Огастин, по-видимому, ценит независимость и уединение превыше всего. Но все же та или иная форма взаимоотношений человека с человеком (думала Мэри) — это ведь и есть то, в чем в первую очередь проявляется человеческое в людях. И для гуманиста, не верящего в бога, это должно быть драгоценнее всего. Не может же существовать общение вне… вне рода людского, хотя Огастин, видимо, так считает.
Но вот мысли Мэри обратились к тому, зачем могло понадобиться миссис Уинтер так безотлагательно поговорить с ней. Надо бы пойти туда… как только Джереми сделает паузу, чтобы перевести дыхание. О чем это он теперь!

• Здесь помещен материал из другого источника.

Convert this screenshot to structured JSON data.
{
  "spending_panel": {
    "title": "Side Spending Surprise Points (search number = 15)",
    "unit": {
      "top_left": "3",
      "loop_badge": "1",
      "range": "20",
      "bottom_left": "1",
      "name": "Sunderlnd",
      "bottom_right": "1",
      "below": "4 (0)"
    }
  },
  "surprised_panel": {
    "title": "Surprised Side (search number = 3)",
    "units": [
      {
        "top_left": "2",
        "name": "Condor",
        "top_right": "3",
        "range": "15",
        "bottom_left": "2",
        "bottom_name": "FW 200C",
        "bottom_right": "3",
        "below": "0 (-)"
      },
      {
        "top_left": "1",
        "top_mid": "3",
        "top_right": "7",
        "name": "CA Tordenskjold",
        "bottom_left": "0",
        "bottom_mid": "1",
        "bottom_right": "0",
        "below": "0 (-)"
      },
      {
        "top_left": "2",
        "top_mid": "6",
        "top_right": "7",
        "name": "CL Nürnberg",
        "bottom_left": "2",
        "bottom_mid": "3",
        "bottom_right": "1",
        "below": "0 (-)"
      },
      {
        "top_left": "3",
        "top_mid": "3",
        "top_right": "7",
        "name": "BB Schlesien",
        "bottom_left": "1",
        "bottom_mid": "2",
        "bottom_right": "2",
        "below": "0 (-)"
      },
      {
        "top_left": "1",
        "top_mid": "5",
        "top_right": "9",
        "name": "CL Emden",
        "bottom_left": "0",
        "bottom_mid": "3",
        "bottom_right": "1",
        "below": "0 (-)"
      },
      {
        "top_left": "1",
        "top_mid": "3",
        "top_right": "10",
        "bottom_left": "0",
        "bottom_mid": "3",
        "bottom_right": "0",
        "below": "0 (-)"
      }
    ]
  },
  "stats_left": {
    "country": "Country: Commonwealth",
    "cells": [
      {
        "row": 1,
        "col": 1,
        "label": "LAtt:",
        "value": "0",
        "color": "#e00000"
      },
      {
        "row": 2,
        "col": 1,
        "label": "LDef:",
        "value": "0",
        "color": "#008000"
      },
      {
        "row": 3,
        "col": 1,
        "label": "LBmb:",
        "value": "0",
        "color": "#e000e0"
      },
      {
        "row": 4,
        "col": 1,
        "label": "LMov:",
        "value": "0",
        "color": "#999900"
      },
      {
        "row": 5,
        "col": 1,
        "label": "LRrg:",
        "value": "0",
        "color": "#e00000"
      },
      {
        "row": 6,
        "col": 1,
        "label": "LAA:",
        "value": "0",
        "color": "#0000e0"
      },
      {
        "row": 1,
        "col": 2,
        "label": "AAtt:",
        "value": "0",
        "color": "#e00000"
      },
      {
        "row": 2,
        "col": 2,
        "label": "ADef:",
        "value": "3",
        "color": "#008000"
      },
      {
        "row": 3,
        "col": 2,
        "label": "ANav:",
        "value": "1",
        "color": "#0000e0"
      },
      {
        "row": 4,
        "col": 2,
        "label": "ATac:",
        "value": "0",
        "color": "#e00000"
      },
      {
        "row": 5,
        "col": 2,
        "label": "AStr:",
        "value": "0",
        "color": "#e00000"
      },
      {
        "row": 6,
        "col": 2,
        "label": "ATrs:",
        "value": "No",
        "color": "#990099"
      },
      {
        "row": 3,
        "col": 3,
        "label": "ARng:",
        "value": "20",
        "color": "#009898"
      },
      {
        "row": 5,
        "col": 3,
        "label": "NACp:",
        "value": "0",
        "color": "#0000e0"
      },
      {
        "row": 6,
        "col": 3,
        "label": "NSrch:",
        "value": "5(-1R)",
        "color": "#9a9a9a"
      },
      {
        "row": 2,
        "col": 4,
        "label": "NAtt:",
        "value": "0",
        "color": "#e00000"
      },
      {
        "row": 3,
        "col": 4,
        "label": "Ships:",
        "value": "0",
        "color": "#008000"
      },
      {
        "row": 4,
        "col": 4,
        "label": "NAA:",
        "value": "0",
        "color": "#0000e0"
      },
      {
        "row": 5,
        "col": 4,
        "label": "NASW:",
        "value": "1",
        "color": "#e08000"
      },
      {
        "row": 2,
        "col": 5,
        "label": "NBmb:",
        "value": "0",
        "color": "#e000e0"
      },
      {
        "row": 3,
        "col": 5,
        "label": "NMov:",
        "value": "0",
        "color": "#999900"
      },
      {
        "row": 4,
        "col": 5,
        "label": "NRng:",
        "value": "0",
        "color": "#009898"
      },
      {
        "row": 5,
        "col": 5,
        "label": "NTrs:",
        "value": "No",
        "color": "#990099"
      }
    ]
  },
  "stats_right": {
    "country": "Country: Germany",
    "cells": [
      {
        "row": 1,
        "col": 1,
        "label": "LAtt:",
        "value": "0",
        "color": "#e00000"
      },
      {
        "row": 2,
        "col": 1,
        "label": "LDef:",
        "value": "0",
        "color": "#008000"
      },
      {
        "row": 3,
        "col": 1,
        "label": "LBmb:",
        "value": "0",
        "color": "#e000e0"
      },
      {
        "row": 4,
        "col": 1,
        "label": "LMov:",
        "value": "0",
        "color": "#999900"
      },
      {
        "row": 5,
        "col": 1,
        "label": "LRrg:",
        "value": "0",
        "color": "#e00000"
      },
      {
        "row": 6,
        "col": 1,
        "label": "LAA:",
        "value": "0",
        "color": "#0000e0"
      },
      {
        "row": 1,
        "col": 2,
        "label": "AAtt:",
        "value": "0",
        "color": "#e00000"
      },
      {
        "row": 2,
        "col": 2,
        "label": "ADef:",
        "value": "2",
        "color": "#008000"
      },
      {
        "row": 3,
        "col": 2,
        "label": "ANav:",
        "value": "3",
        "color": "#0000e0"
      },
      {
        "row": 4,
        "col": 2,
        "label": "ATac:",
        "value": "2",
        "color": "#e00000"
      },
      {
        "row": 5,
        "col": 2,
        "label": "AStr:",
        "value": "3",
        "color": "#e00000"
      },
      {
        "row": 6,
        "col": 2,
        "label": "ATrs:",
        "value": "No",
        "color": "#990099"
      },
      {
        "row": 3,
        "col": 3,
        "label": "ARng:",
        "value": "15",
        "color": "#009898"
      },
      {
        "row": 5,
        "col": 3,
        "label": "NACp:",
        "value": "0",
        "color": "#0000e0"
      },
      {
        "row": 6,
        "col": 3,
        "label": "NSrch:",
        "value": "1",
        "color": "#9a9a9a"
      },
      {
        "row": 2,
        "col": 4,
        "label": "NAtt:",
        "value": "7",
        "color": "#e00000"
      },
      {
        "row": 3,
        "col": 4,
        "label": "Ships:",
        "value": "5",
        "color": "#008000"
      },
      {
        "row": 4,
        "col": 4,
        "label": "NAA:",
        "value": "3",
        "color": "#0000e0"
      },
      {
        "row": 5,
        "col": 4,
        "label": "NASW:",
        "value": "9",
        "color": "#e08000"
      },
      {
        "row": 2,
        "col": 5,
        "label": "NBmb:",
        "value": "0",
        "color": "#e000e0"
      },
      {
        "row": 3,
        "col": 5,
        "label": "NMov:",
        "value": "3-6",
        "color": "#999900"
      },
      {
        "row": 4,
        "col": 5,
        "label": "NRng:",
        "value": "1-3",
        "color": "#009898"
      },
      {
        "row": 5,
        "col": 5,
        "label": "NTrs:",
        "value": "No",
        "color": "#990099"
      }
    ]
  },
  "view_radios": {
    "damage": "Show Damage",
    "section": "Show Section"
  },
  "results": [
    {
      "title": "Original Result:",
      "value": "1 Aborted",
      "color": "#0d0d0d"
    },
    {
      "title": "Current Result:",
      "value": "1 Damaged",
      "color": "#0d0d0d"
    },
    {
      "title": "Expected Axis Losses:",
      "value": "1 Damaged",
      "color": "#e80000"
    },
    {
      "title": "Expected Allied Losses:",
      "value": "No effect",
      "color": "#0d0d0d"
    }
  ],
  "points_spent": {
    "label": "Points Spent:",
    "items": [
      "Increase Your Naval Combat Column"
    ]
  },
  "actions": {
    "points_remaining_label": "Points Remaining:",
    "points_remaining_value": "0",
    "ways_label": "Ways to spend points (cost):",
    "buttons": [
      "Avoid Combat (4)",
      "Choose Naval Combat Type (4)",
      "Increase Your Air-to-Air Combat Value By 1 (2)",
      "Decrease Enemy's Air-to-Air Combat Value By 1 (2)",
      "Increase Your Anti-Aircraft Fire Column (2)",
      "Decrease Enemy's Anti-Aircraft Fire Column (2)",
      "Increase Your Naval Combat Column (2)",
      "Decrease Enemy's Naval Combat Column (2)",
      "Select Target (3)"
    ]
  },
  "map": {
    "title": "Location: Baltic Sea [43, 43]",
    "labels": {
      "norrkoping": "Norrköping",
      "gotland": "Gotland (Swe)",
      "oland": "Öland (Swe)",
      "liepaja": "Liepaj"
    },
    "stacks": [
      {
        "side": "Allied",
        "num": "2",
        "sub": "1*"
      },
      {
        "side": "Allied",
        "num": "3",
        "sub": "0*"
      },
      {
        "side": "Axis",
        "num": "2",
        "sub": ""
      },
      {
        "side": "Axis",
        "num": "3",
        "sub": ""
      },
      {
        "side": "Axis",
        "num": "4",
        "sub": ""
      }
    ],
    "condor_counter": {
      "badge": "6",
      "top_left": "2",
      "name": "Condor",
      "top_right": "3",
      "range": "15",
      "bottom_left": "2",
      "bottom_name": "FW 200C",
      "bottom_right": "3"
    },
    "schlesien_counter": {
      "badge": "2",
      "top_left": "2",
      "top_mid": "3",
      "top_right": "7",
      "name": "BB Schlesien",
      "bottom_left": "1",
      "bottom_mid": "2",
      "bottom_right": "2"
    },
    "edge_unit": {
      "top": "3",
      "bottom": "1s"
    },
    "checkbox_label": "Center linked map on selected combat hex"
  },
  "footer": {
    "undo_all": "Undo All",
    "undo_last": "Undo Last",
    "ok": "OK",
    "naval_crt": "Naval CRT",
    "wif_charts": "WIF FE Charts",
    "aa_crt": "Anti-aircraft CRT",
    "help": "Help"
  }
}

— Вы, анархисты… — услышала она обращенные к Огастину слова.
Но (подумала Мэри) если уничтожить всякую форму правления, как хотят анархисты, тогда даже повелительное наклонение придется изъять из человеческого языка, потому что «правительство» — это не просто нечто, поставленное на верхнюю полку под рубрикой ПОЛИТИКА: управление в том или ином виде пронизывает все отношения людей повседневно и ежечасно. Каждый постоянно управляет и есть управляем. Повелительное наклонение — это основа, на которой выткан священный узор людских взаимоотношений: если вы начнете безответственно раздергивать эту прочную основу, какие-то нити могут порваться, и тогда расползется вся ткань…
— Нет! — вскричал Огастин и так стукнул кулаком по столу, что звякнули бокалы. («Боже милостивый! Она, кажется, произнесла что-то из этой чепухи вслух?») — Ткань не может расползтись, потому что… потому что это всего лишь «новое платье короля»! Нет никакой ткани! Нет никакой основы, нет даже никаких нитей, связующих человека с человеком! Ничего нет!